Saturday, September 7, 2013

and now it is Sept 2013, Delaney has started Gr. 7 at Dalmeny high school. Life continues at it's constant pace, always moving forward and every day another day longer that we haven't seen our Dougie. And today,  to break my heart yet again, as I'm going out to the grave site,  D says to me, "tell Daddy I love him", just like I was really just going for a visit. This should not be part of life for a sweet 12 year old...and so today, I'm just a wee bit grumpy. It'll pass as it always does, and if the next year goes as fast as the time since I moved into our new house, I could even be retired by the next time I think to blog here!

Sunday, April 22, 2012

New House




This grey wall is in the family room, everyone's fave place! Look how small the big screen looks!


 Fireplace, another of my favourite things.


Kitchen island--thus far, used for everything--homework, eating, visiting, food prep...love it.


The view from the deck--just for the prairie girl I am.

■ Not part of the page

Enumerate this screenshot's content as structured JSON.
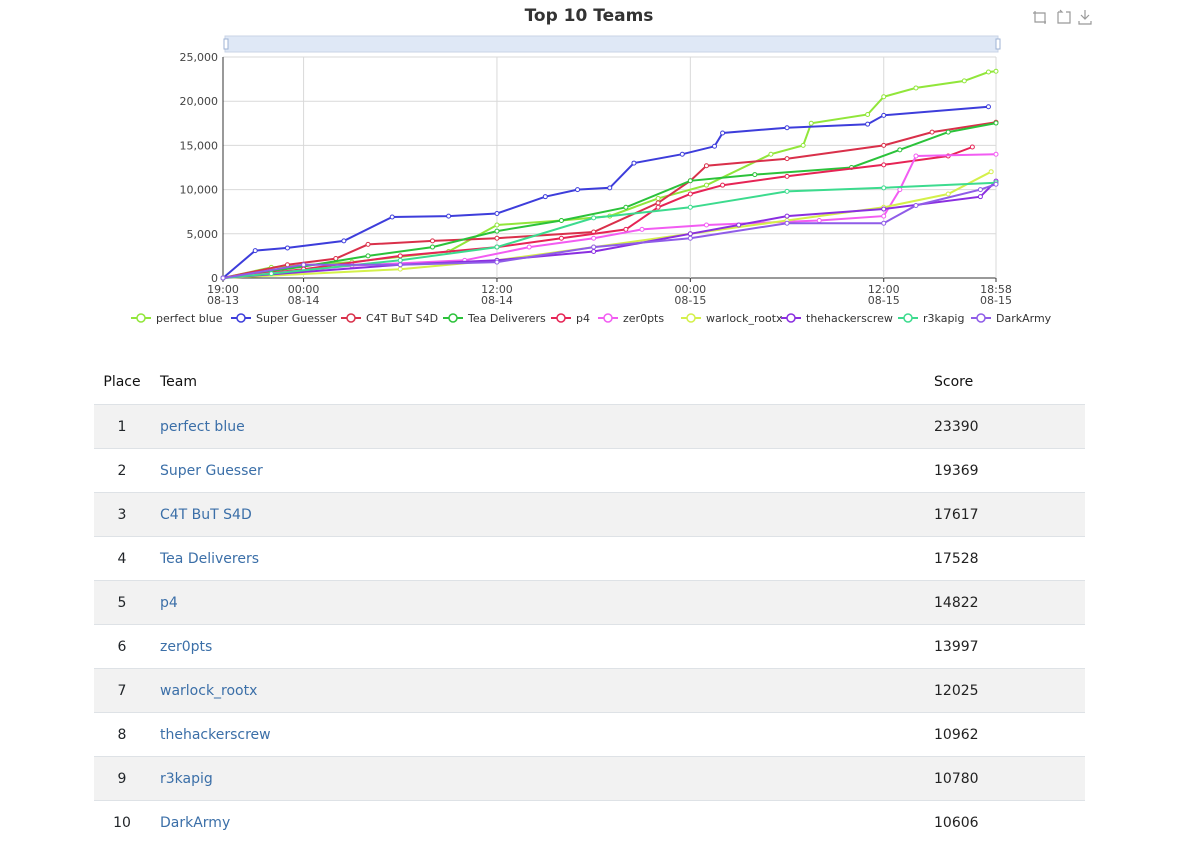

We're here! All moved in but far from unpacked! Looks like settling in will be an all summer job. Delaney's room is done, just looking for a few of her pictures to complete everything. Now on to finishing the kitchen unpacking.

Tuesday, April 3, 2012

Moving Day

Tomorrow is moving day! And it is exciting to be doing something quite fun. How did we get to this point? The process is interesting, and amazing--to me, anyway. First, a beautiful house is built across the street from Dana. We watch it being built all last summer, Dana always says "mom, go and look at it" and I say "no, it'll be too much money for me". Over the fall, the house is listed, and the price is too hig. But after some time passes, the price drops, and then drops again. I go look at the house, and drag all my family to see it too. With positive comments and affirmations from said family, I make an offer--and voila, house is mine pending the sale of the Cedar Ave. home. I call the agent, and to my surprise, my old house is sold in 3 weeks (annoying process, but--it is really sold). Then after a couple anxious days, my offer is accepted for the Hedley beautiful new house...and a-moving we will go!
Now, to be clear, Delaney is not thrilled leaving her growing up home, and all her memories of her dad. and I still think leaving Dalmeny would not have been terrible. But I did say to Miss D that this move is not all about her, the move is for me. I will have my big house on an small (well, smaller) lot, have lovely new neighbours and very importantly, have my own bathroom!
Since tomorrow is moving day, it really should be bedtime. So off I go to dream about packing boxes, paint colours, and sore knees. Moving story to be continued...

Sunday, December 25, 2011

Widow's Voice: Speaking to the Ghost of Christmas Past

Widow's Voice: Speaking to the Ghost of Christmas Past: The day Phil died, my world was irrevocably changed. No amount of crying, wishing, or begging could switch my new reality back to the realit...

Monday, December 12, 2011

Christmas Again

December-how did you get here? Time unmeasurable, heart still broken, life unfathomable. Tears are always at the ready these December days. Dragging the tree up the stairs, tears. Ornaments unpacked, tears. Shopping, tears. Amazingly though, the world has colour. Glitter, sparkle, lovely melodies, lights, beauty. Tears make lovely colours around all the bright objects.
Doug, we love you forever and always.

Thursday, August 4, 2011

Birthday #3 Without You


August 4-To Doug,
You would now be 59 years old! Weird at how I'm catching up to you, I'll be 55 and you died at 56. It was always Doug and Deb, Doug 4 years older, the first August birthday, then Tanis's, Ollie's, Channing's , Deb's. This year, we just let the day slip away. Delaney, missing Dad so so much, chose some beautiful Red lilies and we took them to the grave. You would really love the prairie view there, hope the deer come visit.
We spent a couple days at Wakaw Lake, and Delaney caught her first fish, thanks to Ryan and Dan. Dana told her Dad would be proud, and You would have loved the fishing, but not the 74 steps down to their dock!
Hmm, I start these writings with so much to say, and then so few words come out. Anyway, Happy birthday Dougie, we just miss you each and every day.


Sunday, June 19, 2011


Father's Day #3 without Doug, and this one was tough. Cried more today than I have for a long time, tears for my kids and their kids. So sad for Delaney that at only 10, she has to deal with this every day, not just the special days. Sad for me for many reasons, nothing new there. So, we cried together, chatted about a few things, and then-went shopping! We even stopped for DQ Blizzards. SO glad this day is done.